When politicians see only with one eye and blame everything on others, there are likely to be problems, says the professor. When industry makes profit the reason for every marketing decision, there is one-eyed vision,  When religious persons think they have all the truth, there is one-eyed vision. The self-righteousness that is propagated by this secular gospel, he says, is not for life but for death. They are dispensing mind-numbing opium and not the saving word to life.

A  society with most citizens seeing with one-eyed vision is not going to be  a happy society. Concern for others is not only absent in such a society but the concern itself is embarrassing to many. One-eyed educational programs promote selfishness and competition for securing the best jobs; anything that fosters one's personal goals and the goals of one's group, without regard for the common good, is permissible and even encouraged.
 

However, the professor does not think our society is made up only of individuals seeing with one eye whose only consideration is personal gain and loss. There are many who, though not recognized in our society, are keeping our society going, he says. He quotes a German historian from the past who said that what supports a society is not the military or a thriving economy but the virtuous life of its citizens.  

The professor, at the end of his article, suggests that Christians go beyond the capacity for virtue to the kingdom of God, and then ask themselves: What composes our inner eye? What are our values?

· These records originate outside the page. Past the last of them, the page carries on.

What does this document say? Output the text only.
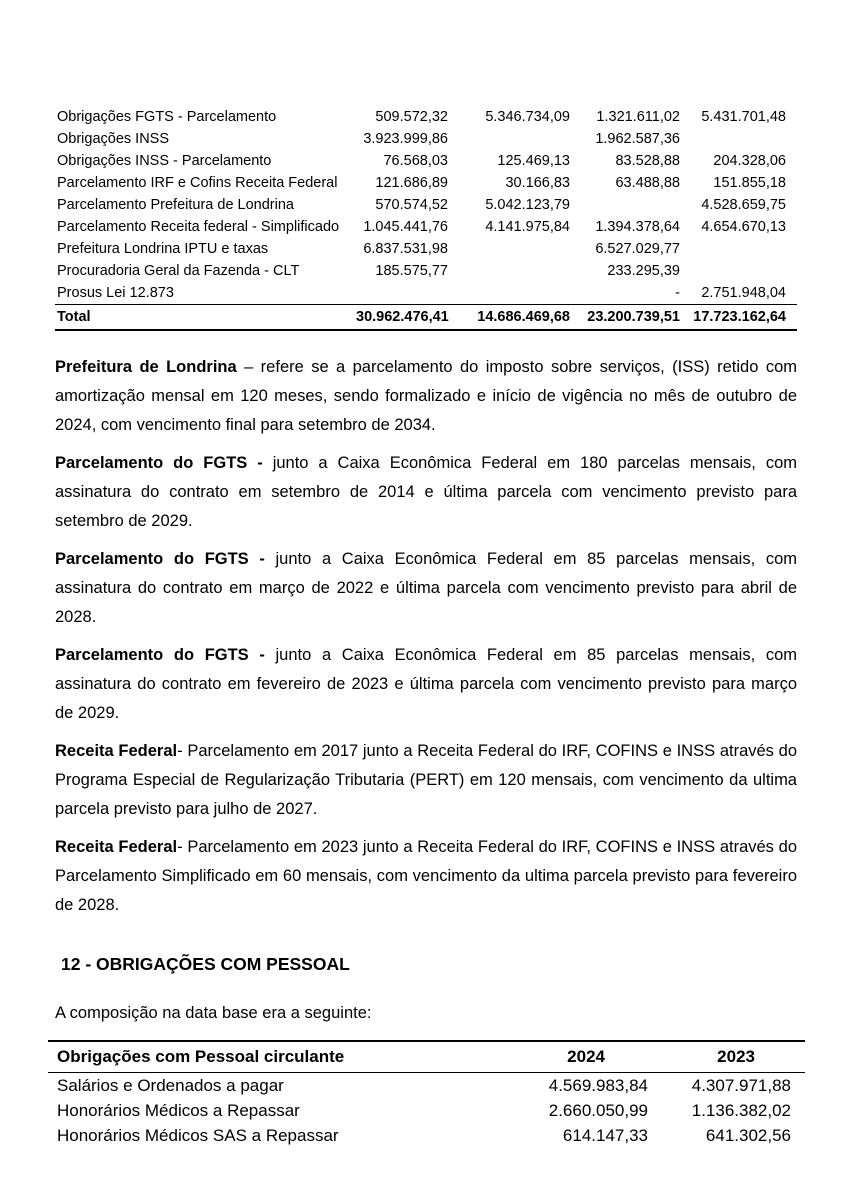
Obrigações FGTS - Parcelamento	509.572,32	5.346.734,09	1.321.611,02	5.431.701,48
Obrigações INSS	3.923.999,86		1.962.587,36	
Obrigações INSS - Parcelamento	76.568,03	125.469,13	83.528,88	204.328,06
Parcelamento IRF e Cofins Receita Federal	121.686,89	30.166,83	63.488,88	151.855,18
Parcelamento Prefeitura de Londrina	570.574,52	5.042.123,79		4.528.659,75
Parcelamento Receita federal - Simplificado	1.045.441,76	4.141.975,84	1.394.378,64	4.654.670,13
Prefeitura Londrina IPTU e taxas	6.837.531,98		6.527.029,77	
Procuradoria Geral da Fazenda - CLT	185.575,77		233.295,39	
Prosus Lei 12.873			-	2.751.948,04
Total	30.962.476,41	14.686.469,68	23.200.739,51	17.723.162,64

Prefeitura de Londrina – refere se a parcelamento do imposto sobre serviços, (ISS) retido com amortização mensal em 120 meses, sendo formalizado e início de vigência no mês de outubro de 2024, com vencimento final para setembro de 2034.

Parcelamento do FGTS - junto a Caixa Econômica Federal em 180 parcelas mensais, com assinatura do contrato em setembro de 2014 e última parcela com vencimento previsto para setembro de 2029.

Parcelamento do FGTS - junto a Caixa Econômica Federal em 85 parcelas mensais, com assinatura do contrato em março de 2022 e última parcela com vencimento previsto para abril de 2028.

Parcelamento do FGTS - junto a Caixa Econômica Federal em 85 parcelas mensais, com assinatura do contrato em fevereiro de 2023 e última parcela com vencimento previsto para março de 2029.

Receita Federal- Parcelamento em 2017 junto a Receita Federal do IRF, COFINS e INSS através do Programa Especial de Regularização Tributaria (PERT) em 120 mensais, com vencimento da ultima parcela previsto para julho de 2027.

Receita Federal- Parcelamento em 2023 junto a Receita Federal do IRF, COFINS e INSS através do Parcelamento Simplificado em 60 mensais, com vencimento da ultima parcela previsto para fevereiro de 2028.

12 - OBRIGAÇÕES COM PESSOAL

A composição na data base era a seguinte:

Obrigações com Pessoal circulante	2024	2023
Salários e Ordenados a pagar	4.569.983,84	4.307.971,88
Honorários Médicos a Repassar	2.660.050,99	1.136.382,02
Honorários Médicos SAS a Repassar	614.147,33	641.302,56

The blindness of the culture to these important questions frequently results in the same blindness of its citizens, he says. Though Christianity is meant to influence the prevailing secular culture, it is not difficult to see that we are being influenced to a greater degree by the secular culture shared by everyone born into that culture. We can readily see how it influences what we wear, what we consider beautiful, how we behave in society, what we say and do. The challenge for a Christian to overcome this influence is difficult, he points out; nonetheless, we need to try to change this culture as much as, if not more than, the culture tries to change us.